In a 2023 interview with the Libyan News Agency, a Nigerian broker named Nafisa described her role: “I bring girls from Nigeria to Libya through Niger using smugglers both Nigerian and Libyan. I pay half the journey cost upfront and the rest when they arrive in Tripoli. Then I hand them to a Libyan family that pays me their monthly wages until I recover the cost and my fee. Only then do the workers start receiving their pay.”

Since 2021, the Government of National Unity has tried to regulate foreign workers. It launched the “Wafed” platform to register them. But, according to Tariq Lamloum, as of mid-2024 only 15,000 workers had registered an insignificant number compared to reality.

Labor Minister Ali Al-Abed stated in June 2024 that the government plans to adopt a “private sponsorship” model inspired by Gulf countries though some of these countries are abandoning it, such as Saudi Arabia. Al-Abed told Maghreb Voices: “The idea is to hold employers accountable for their workers’ safety, legal status, and health.”

Tariq Lamloum strongly opposes this model. “It’ll only make things worse,” he said. “It allows anyone to become a sponsor and bring in workers, opening the door to trafficking and sexual exploitation. Libya is not ready for this. There’s no way to regulate sponsors, especially in remote and border areas.”

Abdel Qader Bouchnaf, the Ministry of Labor’s spokesperson, told Al-Furats: “There is no new law regulating labor recruitment companies.” He said the employment of household workers is governed by Ministerial Decree No. 392 of 2021, which is supposed to define the relationship between companies, the ministry, and the worker. Companies may be licensed under Cabinet Decision No. 148 of 2024, and 455 companies were registered on the Wafed platform by mid-September 2024.

The Wafed platform was created in December 2021 and is jointly managed by the Ministry of Labor, security agencies, and the passport and immigration authority. Its goal is to regulate foreign labor and the companies employing them. The government hopes it will help control the labor market, ensure tax collection, track the number of migrant workers, and guarantee their labor rights.

Bouchnaf concluded: “Wafed is still in its early stages. We hope more companies and foreign workers register, so we can legitimize their employment and protect both them and the country from abuse and exploitation.”

However, Wafed’s requirements are so strict that many migrants cannot meet them. The platform requires a valid passport, a recent health certificate, and health insurance valid for three months. It also verifies that the worker’s experience matches the job they’re being recruited for. While these are important conditions, they have discouraged many companies especially those reliant on undocumented labor from registering.

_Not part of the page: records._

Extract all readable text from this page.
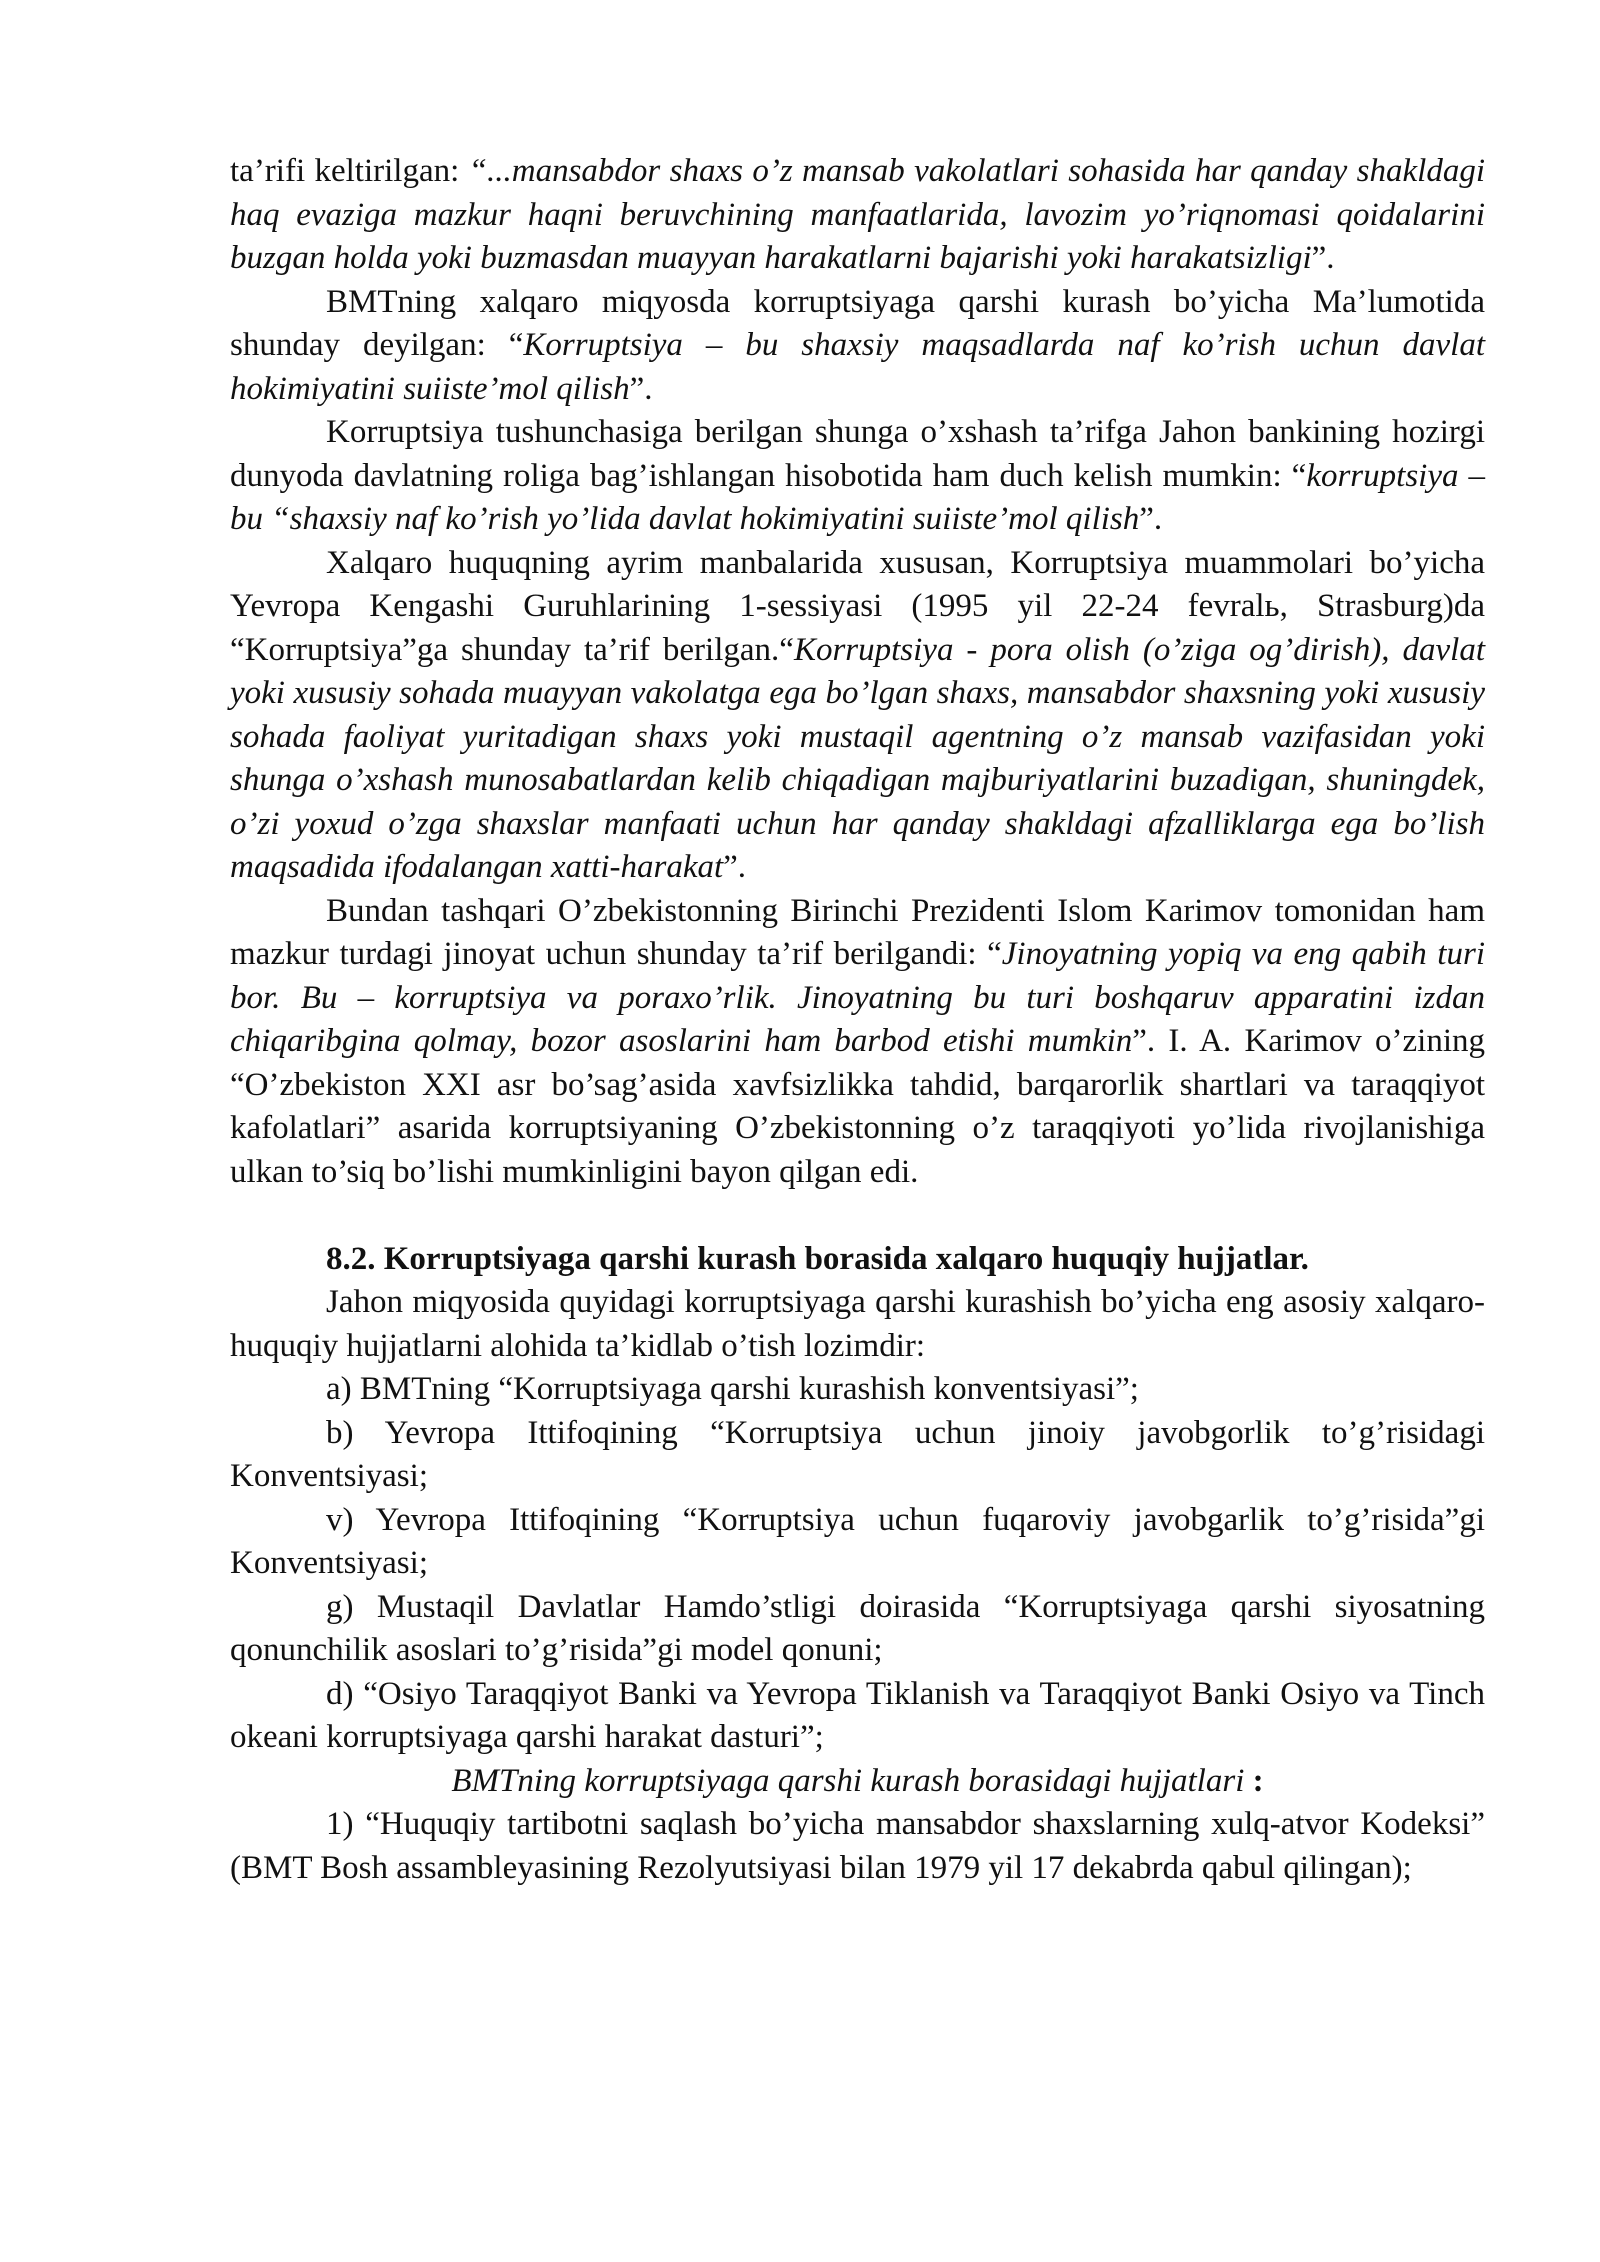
ta’rifi keltirilgan: “...mansabdor shaxs o’z mansab vakolatlari sohasida har qanday shakldagi haq evaziga mazkur haqni beruvchining manfaatlarida, lavozim yo’riqnomasi qoidalarini buzgan holda yoki buzmasdan muayyan harakatlarni bajarishi yoki harakatsizligi”.

BMTning xalqaro miqyosda korruptsiyaga qarshi kurash bo’yicha Ma’lumotida shunday deyilgan: “Korruptsiya – bu shaxsiy maqsadlarda naf ko’rish uchun davlat hokimiyatini suiiste’mol qilish”.

Korruptsiya tushunchasiga berilgan shunga o’xshash ta’rifga Jahon bankining hozirgi dunyoda davlatning roliga bag’ishlangan hisobotida ham duch kelish mumkin: “korruptsiya – bu “shaxsiy naf ko’rish yo’lida davlat hokimiyatini suiiste’mol qilish”.

Xalqaro huquqning ayrim manbalarida xususan, Korruptsiya muammolari bo’yicha Yevropa Kengashi Guruhlarining 1-sessiyasi (1995 yil 22-24 fevralь, Strasburg)da “Korruptsiya”ga shunday ta’rif berilgan.“Korruptsiya - pora olish (o’ziga og’dirish), davlat yoki xususiy sohada muayyan vakolatga ega bo’lgan shaxs, mansabdor shaxsning yoki xususiy sohada faoliyat yuritadigan shaxs yoki mustaqil agentning o’z mansab vazifasidan yoki shunga o’xshash munosabatlardan kelib chiqadigan majburiyatlarini buzadigan, shuningdek, o’zi yoxud o’zga shaxslar manfaati uchun har qanday shakldagi afzalliklarga ega bo’lish maqsadida ifodalangan xatti-harakat”.

Bundan tashqari O’zbekistonning Birinchi Prezidenti Islom Karimov tomonidan ham mazkur turdagi jinoyat uchun shunday ta’rif berilgandi: “Jinoyatning yopiq va eng qabih turi bor. Bu – korruptsiya va poraxo’rlik. Jinoyatning bu turi boshqaruv apparatini izdan chiqaribgina qolmay, bozor asoslarini ham barbod etishi mumkin”. I. A. Karimov o’zining “O’zbekiston XXI asr bo’sag’asida xavfsizlikka tahdid, barqarorlik shartlari va taraqqiyot kafolatlari” asarida korruptsiyaning O’zbekistonning o’z taraqqiyoti yo’lida rivojlanishiga ulkan to’siq bo’lishi mumkinligini bayon qilgan edi.

8.2. Korruptsiyaga qarshi kurash borasida xalqaro huquqiy hujjatlar.

Jahon miqyosida quyidagi korruptsiyaga qarshi kurashish bo’yicha eng asosiy xalqaro-huquqiy hujjatlarni alohida ta’kidlab o’tish lozimdir:

a) BMTning “Korruptsiyaga qarshi kurashish konventsiyasi”;

b) Yevropa Ittifoqining “Korruptsiya uchun jinoiy javobgorlik to’g’risidagi Konventsiyasi;

v) Yevropa Ittifoqining “Korruptsiya uchun fuqaroviy javobgarlik to’g’risida”gi Konventsiyasi;

g) Mustaqil Davlatlar Hamdo’stligi doirasida “Korruptsiyaga qarshi siyosatning qonunchilik asoslari to’g’risida”gi model qonuni;

d) “Osiyo Taraqqiyot Banki va Yevropa Tiklanish va Taraqqiyot Banki Osiyo va Tinch okeani korruptsiyaga qarshi harakat dasturi”;

BMTning korruptsiyaga qarshi kurash borasidagi hujjatlari :

1) “Huquqiy tartibotni saqlash bo’yicha mansabdor shaxslarning xulq-atvor Kodeksi” (BMT Bosh assambleyasining Rezolyutsiyasi bilan 1979 yil 17 dekabrda qabul qilingan);
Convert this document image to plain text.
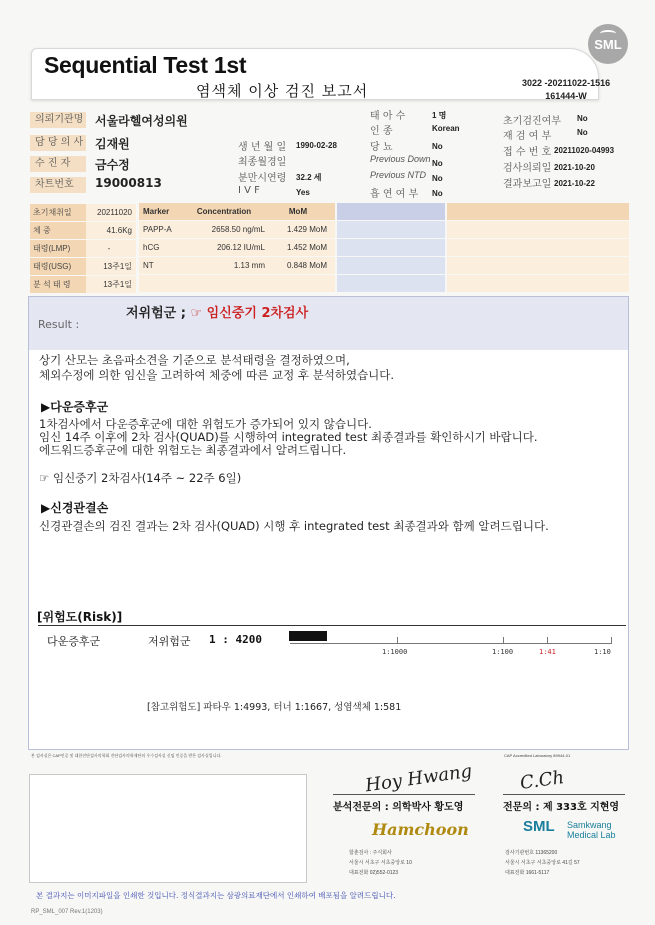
SML
Sequential Test 1st
염색체 이상 검진 보고서	3022 -20211022-1516
161444-W
의뢰기관명 서울라헬여성의원
담 당 의 사 김재원
수 진 자	금수정
차트번호	19000813
생 년 월 일 1990-02-28
최종월경일
분만시연령 32.2 세
I V F	Yes
태 아 수	1 명
인 종	Korean
당 뇨	No
Previous Down No
Previous NTD No
흡 연 여 부 No
초기검진여부 No
재 검 여 부	No
접 수 번 호 20211020-04993
검사의뢰일 2021-10-20
결과보고일 2021-10-22
초기채취일	20211020
체 중	41.6Kg
태령(LMP)	-
태령(USG)	13주1일
분 석 태 령	13주1일
Marker	Concentration	MoM
PAPP-A	2658.50 ng/mL	1.429 MoM
hCG	206.12 IU/mL	1.452 MoM
NT	1.13 mm	0.848 MoM
Result :
저위험군 ; ☞ 임신중기 2차검사
상기 산모는 초음파소견을 기준으로 분석태령을 결정하였으며,
체외수정에 의한 임신을 고려하여 체중에 따른 교정 후 분석하였습니다.
▶다운증후군
1차검사에서 다운증후군에 대한 위험도가 증가되어 있지 않습니다.
임신 14주 이후에 2차 검사(QUAD)를 시행하여 integrated test 최종결과를 확인하시기 바랍니다.
에드워드증후군에 대한 위험도는 최종결과에서 알려드립니다.
☞ 임신중기 2차검사(14주 ~ 22주 6일)
▶신경관결손
신경관결손의 검진 결과는 2차 검사(QUAD) 시행 후 integrated test 최종결과와 함께 알려드립니다.
[위험도(Risk)]
다운증후군	저위험군 1 : 4200
1:1000	1:100	1:41	1:10
[참고위험도] 파타우 1:4993, 터너 1:1667, 성염색체 1:581
본 검사실은 CAP인증 및 대한진단검사의학회 진단검사의학재단의 우수검사실 신임 인증을 받은 검사실입니다.	CAP Accredited Laboratory 89944-01
Hoy Hwang
분석전문의 : 의학박사 황도영
Hamchoon
함춘검사 : 주식회사
서울시 서초구 서초중앙로 10
대표전화 02)552-0123
C.Ch
전문의 : 제 333호 지현영
SML Samkwang
Medical Lab
검사기관번호 11365200
서울시 서초구 서초중앙로 41길 57
대표전화 1661-5117
본 결과지는 이미지파일을 인쇄한 것입니다. 정식결과지는 삼광의료재단에서 인쇄하여 배포됨을 알려드립니다.
RP_SML_007 Rev.1(1203)
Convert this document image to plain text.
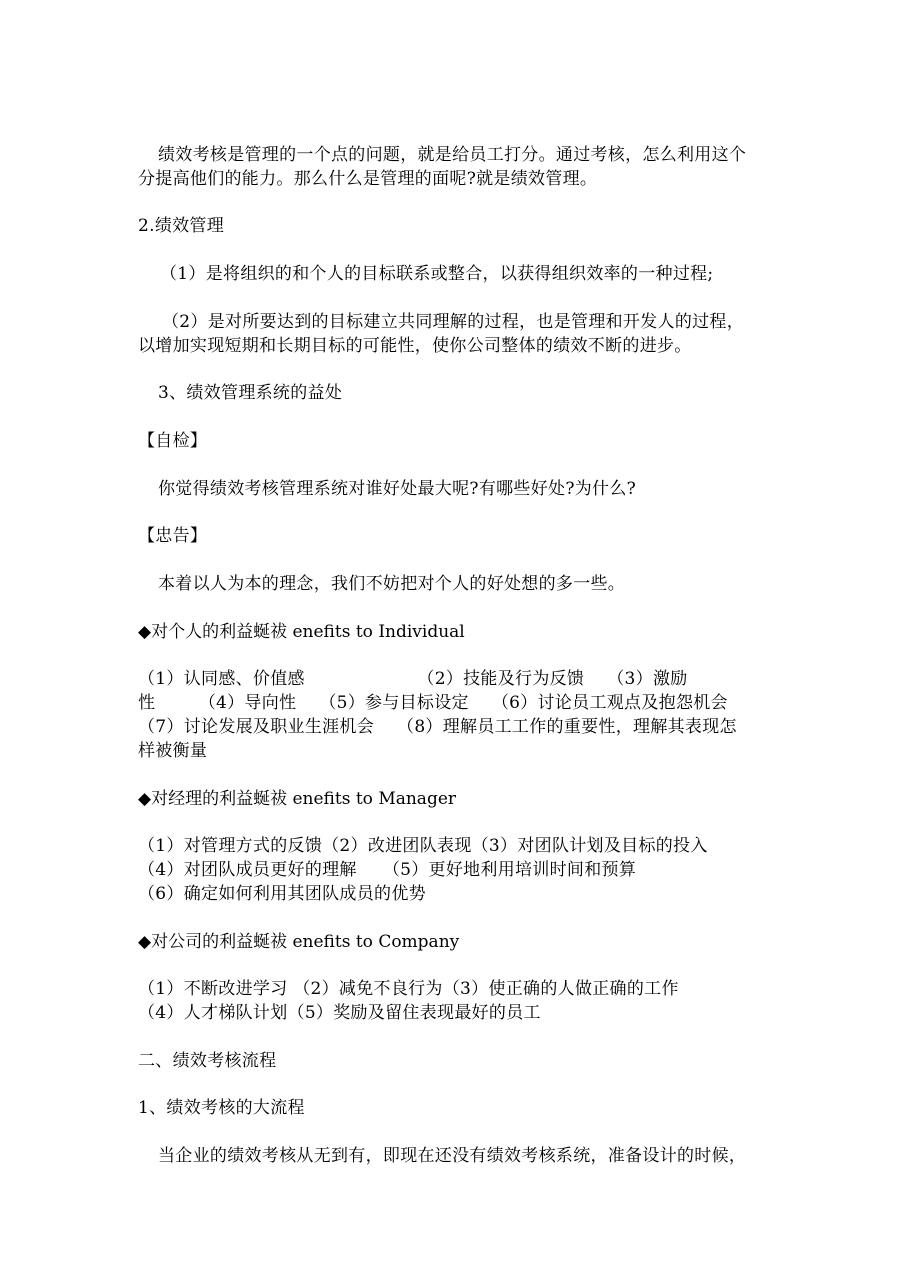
绩效考核是管理的一个点的问题，就是给员工打分。通过考核，怎么利用这个
分提高他们的能力。那么什么是管理的面呢?就是绩效管理。
2.绩效管理
（1）是将组织的和个人的目标联系或整合，以获得组织效率的一种过程;
（2）是对所要达到的目标建立共同理解的过程，也是管理和开发人的过程，
以增加实现短期和长期目标的可能性，使你公司整体的绩效不断的进步。
3、绩效管理系统的益处
【自检】
你觉得绩效考核管理系统对谁好处最大呢?有哪些好处?为什么?
【忠告】
本着以人为本的理念，我们不妨把对个人的好处想的多一些。
◆对个人的利益蜒祓 enefits to Individual
（1）认同感、价值感　　　　　　　（2）技能及行为反馈　 （3）激励
性　　　（4）导向性　 （5）参与目标设定　 （6）讨论员工观点及抱怨机会
（7）讨论发展及职业生涯机会　 （8）理解员工工作的重要性，理解其表现怎
样被衡量
◆对经理的利益蜒祓 enefits to Manager
（1）对管理方式的反馈（2）改进团队表现（3）对团队计划及目标的投入
（4）对团队成员更好的理解　　（5）更好地利用培训时间和预算
（6）确定如何利用其团队成员的优势
◆对公司的利益蜒祓 enefits to Company
（1）不断改进学习 （2）减免不良行为（3）使正确的人做正确的工作
（4）人才梯队计划（5）奖励及留住表现最好的员工
二、绩效考核流程
1、绩效考核的大流程
当企业的绩效考核从无到有，即现在还没有绩效考核系统，准备设计的时候，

This, in turn, further complicates the lives of domestic workers and prevents any meaningful resolution to their plight. It’s all tied to broader, equally complex issues such as securing Libya’s borders, drafting and enforcing labor laws, and regulating the companies employing these workers. All of this depends on ending Libya’s political crisis and achieving security and economic stability. It also depends on the international community addressing the root causes that force people to leave their home countries.Until then, we will continue to hear stories like Aisha’s or even worse.